Commerce extérieur : une stratégie taillée pour inverser la balance

Le Maroc peine encore à rééquilibrer sa balance commerciale où les importations comptent pour 64%. En lançant une feuille de route inédite pour la période 2025-2027, le gouvernement espère changer la donne en misant davantage sur les potentialités inexploitées. Au menu : nouveaux marchés, diversification sectorielle, accompagnement des PME. La nouvelle stratégie, qui réunit a priori tous les ingrédients nécessaires, réussira-t-elle à transformer le commerce extérieur en moteur net de croissance ?

Le décor était soigné, les intentions clairement affichées. C’est en grande pompe que le ministère de l’Industrie et du Commerce a levé le voile sur la feuille de route du commerce extérieur pour la période 2025-2027. Une cérémonie officielle, à laquelle ont pris part plusieurs membres du gouvernement, des représentants du secteur privé ainsi que de nombreux partenaires nationaux et internationaux, venus témoigner de l’importance stratégique désormais accordée aux échanges extérieurs.

Dans son allocution d’ouverture, le chef du gouvernement Aziz Akhannouch a dressé un tableau contrasté de la situation actuelle. Il a salué les efforts du Royaume pour renforcer ses partenariats à l’international et s’ouvrir à plus d’une centaine de marchés, tout en reconnaissant que des défis majeurs subsistent.

«Malgré des infrastructures de qualité et un positionnement géostratégique enviable, le commerce extérieur marocain reste confronté à des fragilités structurelles.
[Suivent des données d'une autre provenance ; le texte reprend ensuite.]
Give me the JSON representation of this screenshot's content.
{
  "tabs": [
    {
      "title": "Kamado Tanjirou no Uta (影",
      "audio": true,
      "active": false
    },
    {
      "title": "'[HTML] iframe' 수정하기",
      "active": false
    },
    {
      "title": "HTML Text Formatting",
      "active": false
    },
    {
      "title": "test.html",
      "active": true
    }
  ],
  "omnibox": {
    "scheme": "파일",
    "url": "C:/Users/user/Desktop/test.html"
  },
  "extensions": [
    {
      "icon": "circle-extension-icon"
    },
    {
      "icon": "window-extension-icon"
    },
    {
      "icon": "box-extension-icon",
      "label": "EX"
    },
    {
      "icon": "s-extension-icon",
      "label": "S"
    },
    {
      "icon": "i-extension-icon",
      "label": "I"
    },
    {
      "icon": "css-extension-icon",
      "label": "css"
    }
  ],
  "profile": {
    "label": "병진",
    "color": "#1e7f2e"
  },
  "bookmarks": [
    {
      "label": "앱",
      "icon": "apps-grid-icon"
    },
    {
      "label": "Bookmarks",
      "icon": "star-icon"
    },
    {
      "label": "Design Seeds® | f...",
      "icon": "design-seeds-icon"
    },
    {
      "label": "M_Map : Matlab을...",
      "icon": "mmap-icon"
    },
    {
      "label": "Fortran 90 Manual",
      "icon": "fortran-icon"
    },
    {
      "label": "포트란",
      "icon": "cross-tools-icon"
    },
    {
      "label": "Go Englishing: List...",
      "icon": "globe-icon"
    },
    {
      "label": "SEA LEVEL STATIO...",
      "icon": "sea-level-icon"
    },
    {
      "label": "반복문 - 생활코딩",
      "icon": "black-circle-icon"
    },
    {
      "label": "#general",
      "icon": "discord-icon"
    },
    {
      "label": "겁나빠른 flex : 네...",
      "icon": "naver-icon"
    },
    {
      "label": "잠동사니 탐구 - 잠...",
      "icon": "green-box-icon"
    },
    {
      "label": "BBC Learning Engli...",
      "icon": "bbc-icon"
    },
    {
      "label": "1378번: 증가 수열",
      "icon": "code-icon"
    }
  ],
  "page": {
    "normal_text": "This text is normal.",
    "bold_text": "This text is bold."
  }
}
Il devient plus que jamais nécessaire de transformer ce levier économique en un moteur de développement à part entière», a-t-il insisté, appelant à investir de nouveaux secteurs à plus forte valeur ajoutée.

Le ministre de l’Industrie et du Commerce, Ryad Mezzour, a quant à lui insisté sur le processus de longue haleine ayant caractérisé l’élaboration de la feuille de route. En effet, plusieurs séances d’écoute et de vastes tournées régionales ont permis de recueillir les attentes des opérateurs économiques.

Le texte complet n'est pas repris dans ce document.